Tuttavia, è in gioco un’idea ancora più grande, potenzialmente: un cambiamento significativo nell’ordine economico globale, in cui nuovi attori e nuove forme di moneta iniziano ad assumere un ruolo sempre più importante. E come questo si concili con quanto disposto dal Presidente finora, con l’idea di un ‘dollar first’ che faccia ‘di nuovo grande l’America’, rimane di difficile esecuzione. Perché il dollaro è sotto attacco da anni. Soprattutto negli ultimi tempi i BRICS, con Russia e Cina in testa, stanno faticosamente cercando di costruire un nuovo sistema monetario ‘dollar free’: il trono del dollaro sta scricchiolandoogni giorno di più.
L’equilibrio del potere si sta gradualmente spostando dagli Stati alle società che detengono le criptovalute, alle Borse su cui le criptovalute vengono scambiate e ai proprietari dei fondi di criptovaluta: questo potrebbe essere un momento di svolta. Se gli Stati Uniti, un’altra potenza economica di primo piano (come la Cina) o una serie di grandi economie emergenti (come il resto dei BRICS) diventassero detentori di bitcoin o di altre importanti criptovalute, si potrebbe scatenare una ‘corsa agli armamenti’ delle criptovalute su scala globale.

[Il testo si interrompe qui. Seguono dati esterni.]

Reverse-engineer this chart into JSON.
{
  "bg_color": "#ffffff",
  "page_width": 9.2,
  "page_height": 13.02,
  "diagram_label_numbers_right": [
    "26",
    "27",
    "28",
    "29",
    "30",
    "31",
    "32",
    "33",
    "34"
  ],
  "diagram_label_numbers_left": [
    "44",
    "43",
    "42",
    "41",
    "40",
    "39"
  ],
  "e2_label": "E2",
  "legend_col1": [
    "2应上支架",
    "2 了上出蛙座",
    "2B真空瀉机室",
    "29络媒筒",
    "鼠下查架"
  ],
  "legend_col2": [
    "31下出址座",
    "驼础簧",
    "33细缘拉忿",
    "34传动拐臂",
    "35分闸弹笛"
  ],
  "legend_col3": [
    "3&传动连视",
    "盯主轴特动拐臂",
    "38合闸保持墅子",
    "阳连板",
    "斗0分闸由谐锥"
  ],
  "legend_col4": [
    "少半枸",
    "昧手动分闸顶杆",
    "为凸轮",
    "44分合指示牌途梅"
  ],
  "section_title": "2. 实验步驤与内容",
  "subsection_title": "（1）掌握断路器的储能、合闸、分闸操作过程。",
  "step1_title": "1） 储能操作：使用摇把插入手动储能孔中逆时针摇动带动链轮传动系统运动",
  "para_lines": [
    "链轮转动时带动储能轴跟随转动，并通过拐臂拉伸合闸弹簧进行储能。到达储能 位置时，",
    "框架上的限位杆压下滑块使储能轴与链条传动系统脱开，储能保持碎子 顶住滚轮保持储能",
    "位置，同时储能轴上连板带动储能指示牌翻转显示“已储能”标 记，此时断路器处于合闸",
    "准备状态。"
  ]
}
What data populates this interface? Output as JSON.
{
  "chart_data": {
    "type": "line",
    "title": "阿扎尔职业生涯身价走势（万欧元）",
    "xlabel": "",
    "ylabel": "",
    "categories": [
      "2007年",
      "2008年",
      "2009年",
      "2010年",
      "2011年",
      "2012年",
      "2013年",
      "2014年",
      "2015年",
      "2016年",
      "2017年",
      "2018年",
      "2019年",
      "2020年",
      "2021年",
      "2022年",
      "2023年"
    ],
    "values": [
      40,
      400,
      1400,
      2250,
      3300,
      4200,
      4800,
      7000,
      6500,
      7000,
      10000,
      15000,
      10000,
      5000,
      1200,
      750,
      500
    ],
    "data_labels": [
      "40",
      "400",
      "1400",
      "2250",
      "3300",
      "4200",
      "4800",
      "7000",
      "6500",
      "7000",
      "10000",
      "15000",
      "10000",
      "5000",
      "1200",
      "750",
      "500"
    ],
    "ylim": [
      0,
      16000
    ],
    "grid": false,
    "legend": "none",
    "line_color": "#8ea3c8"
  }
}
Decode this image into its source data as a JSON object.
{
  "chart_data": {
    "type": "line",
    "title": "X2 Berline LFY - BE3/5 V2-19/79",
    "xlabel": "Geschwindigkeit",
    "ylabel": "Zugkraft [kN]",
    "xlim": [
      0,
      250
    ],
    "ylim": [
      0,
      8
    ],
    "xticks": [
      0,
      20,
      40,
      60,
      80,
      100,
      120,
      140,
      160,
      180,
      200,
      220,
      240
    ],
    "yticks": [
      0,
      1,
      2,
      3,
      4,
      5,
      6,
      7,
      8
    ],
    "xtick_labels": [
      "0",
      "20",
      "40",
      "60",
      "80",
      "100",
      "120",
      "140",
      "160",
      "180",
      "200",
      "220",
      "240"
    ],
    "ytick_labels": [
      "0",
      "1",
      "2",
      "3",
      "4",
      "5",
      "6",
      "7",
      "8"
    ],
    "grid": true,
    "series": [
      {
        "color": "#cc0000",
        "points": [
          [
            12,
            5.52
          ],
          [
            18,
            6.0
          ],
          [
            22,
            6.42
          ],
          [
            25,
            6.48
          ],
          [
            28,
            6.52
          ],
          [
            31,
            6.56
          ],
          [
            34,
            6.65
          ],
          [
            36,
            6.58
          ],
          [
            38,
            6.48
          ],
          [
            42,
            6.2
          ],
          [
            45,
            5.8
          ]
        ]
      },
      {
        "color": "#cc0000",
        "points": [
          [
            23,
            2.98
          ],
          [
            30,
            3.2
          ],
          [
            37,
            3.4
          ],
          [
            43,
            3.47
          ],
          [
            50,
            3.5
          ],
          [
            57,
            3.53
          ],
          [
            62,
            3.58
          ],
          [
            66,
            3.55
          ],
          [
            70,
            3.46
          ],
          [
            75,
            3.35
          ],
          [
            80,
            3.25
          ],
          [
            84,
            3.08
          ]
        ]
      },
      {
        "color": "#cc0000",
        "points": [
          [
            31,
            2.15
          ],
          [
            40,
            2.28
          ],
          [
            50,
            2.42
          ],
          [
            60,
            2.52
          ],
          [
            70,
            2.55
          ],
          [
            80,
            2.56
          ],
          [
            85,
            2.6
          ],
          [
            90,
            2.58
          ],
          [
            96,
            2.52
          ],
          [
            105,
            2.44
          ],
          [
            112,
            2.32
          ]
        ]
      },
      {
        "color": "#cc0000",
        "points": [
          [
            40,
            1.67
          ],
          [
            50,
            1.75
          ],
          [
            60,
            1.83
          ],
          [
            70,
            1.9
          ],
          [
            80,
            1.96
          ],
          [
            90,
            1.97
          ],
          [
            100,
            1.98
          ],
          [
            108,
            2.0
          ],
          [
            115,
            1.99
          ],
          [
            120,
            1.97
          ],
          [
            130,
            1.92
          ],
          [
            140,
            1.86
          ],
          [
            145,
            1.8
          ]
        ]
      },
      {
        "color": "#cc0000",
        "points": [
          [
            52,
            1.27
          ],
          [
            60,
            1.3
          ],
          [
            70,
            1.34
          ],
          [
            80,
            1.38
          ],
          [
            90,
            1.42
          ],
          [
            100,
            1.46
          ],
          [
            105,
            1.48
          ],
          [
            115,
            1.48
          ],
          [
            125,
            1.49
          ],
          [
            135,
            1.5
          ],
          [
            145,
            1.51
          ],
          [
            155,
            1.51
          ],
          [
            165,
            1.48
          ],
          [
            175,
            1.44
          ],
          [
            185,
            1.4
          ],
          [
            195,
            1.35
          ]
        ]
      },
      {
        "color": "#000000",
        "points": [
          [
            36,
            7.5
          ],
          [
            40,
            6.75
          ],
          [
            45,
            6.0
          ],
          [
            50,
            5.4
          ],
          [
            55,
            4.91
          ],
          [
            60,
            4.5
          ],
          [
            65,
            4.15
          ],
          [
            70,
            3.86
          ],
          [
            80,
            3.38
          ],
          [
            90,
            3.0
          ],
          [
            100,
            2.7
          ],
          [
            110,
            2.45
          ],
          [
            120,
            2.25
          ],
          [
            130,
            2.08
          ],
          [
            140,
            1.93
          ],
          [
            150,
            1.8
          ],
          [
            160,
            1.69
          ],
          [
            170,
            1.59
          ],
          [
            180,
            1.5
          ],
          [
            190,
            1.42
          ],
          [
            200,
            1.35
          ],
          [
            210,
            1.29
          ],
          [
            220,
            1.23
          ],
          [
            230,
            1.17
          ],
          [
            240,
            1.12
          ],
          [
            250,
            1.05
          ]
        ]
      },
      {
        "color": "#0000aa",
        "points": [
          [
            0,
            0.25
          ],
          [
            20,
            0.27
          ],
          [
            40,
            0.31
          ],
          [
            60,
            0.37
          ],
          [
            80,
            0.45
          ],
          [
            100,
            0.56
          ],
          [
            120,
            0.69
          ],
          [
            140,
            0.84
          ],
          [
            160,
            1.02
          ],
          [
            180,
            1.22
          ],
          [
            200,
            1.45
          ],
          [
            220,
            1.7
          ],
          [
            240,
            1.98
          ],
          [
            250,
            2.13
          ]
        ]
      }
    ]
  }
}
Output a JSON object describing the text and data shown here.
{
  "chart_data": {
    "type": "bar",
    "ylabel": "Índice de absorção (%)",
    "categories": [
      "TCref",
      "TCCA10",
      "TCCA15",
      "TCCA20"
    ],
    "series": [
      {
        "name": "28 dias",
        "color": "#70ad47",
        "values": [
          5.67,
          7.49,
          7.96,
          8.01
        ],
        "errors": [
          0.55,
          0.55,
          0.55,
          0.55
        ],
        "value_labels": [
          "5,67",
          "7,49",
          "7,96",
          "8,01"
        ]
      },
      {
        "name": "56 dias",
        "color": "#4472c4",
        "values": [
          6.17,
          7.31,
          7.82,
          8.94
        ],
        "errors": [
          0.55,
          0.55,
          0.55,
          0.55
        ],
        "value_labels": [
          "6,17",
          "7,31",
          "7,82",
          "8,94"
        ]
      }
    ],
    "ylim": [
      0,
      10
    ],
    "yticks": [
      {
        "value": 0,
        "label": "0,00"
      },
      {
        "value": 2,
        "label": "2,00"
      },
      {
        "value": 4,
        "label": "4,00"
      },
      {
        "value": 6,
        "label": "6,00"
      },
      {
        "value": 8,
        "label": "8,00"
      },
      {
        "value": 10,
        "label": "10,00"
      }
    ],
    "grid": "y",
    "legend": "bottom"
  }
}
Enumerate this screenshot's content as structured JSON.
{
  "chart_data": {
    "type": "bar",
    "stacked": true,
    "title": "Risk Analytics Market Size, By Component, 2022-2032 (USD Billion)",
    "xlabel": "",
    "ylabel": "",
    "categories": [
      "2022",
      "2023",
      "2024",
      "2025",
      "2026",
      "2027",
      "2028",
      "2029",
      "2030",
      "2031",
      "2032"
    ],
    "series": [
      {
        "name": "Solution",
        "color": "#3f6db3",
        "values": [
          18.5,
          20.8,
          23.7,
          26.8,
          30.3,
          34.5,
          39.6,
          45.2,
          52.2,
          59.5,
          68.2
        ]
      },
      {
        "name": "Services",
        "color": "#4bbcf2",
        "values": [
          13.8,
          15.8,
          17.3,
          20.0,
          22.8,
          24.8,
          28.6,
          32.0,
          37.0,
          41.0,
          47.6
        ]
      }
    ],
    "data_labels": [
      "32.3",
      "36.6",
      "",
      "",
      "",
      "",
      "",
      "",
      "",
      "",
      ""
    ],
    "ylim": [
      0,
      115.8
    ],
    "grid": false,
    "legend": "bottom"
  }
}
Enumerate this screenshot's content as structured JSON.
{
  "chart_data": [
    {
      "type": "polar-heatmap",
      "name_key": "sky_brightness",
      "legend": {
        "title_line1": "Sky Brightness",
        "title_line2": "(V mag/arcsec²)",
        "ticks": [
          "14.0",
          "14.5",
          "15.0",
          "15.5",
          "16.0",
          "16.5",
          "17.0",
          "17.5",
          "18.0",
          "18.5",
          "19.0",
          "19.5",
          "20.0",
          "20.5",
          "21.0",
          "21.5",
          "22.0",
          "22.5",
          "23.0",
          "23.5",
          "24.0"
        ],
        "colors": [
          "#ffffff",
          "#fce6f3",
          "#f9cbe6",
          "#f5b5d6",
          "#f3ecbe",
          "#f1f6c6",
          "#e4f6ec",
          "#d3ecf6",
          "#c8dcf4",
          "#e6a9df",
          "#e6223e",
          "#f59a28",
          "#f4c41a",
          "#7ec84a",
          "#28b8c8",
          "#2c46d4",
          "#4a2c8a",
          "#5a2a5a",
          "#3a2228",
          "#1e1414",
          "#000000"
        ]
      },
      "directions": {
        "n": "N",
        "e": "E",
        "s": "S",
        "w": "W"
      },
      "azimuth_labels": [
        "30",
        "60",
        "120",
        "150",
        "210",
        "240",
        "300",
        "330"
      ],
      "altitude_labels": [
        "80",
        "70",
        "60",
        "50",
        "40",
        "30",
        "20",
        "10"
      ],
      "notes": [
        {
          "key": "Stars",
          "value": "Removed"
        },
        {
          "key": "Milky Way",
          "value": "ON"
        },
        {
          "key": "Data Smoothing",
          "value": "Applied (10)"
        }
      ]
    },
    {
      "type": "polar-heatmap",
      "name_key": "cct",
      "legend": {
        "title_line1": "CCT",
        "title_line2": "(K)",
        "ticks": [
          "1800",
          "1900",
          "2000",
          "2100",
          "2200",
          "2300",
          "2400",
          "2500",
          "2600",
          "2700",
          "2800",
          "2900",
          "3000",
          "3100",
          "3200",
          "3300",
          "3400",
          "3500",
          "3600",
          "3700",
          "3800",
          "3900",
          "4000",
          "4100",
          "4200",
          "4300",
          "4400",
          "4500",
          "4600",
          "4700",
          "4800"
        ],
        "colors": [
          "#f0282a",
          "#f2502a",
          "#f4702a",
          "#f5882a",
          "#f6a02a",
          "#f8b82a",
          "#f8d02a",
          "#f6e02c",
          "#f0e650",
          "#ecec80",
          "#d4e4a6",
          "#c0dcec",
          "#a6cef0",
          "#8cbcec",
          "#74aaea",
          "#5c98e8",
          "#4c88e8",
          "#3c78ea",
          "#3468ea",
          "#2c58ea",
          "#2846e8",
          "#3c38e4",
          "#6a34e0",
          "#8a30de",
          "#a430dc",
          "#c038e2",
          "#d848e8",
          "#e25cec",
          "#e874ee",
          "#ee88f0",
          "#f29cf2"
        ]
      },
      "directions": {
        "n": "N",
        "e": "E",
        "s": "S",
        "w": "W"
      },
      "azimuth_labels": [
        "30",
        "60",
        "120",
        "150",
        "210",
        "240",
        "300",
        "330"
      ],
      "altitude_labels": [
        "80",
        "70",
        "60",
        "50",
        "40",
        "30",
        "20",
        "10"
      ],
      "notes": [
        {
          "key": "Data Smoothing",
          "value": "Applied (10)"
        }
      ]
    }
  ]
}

In questo modo, un Paese dopo l’altro si precipiterebbe a rafforzare le proprie riserve.
Attualmente gli USA detengono circa 21 miliardi di dollari in criptovalute: nulla rispetto agli oltre 36 mila miliardi di debito pubblico statunitense, ma queste tendenze hanno il potenziale per rimodellare l’ordine economico globale, incorporando le crypto e il potere infrastrutturale degli attori privati in un regno tradizionalmente dominato dai maggiori Stati e dalle loro valute nazionali. Le ambizioni di Trump per una SBR sottolineano il ruolo crescente delle criptovalute nell’economia mondiale. Ma questi cambiamenti nell’ordine globale sono già in corso, indipendentemente dalla realizzazione dei piani del nuovo presidente per il bitcoin.
Resta da vedere se non si riveleranno un incubo alla fine, per i paesi dell’Occidente.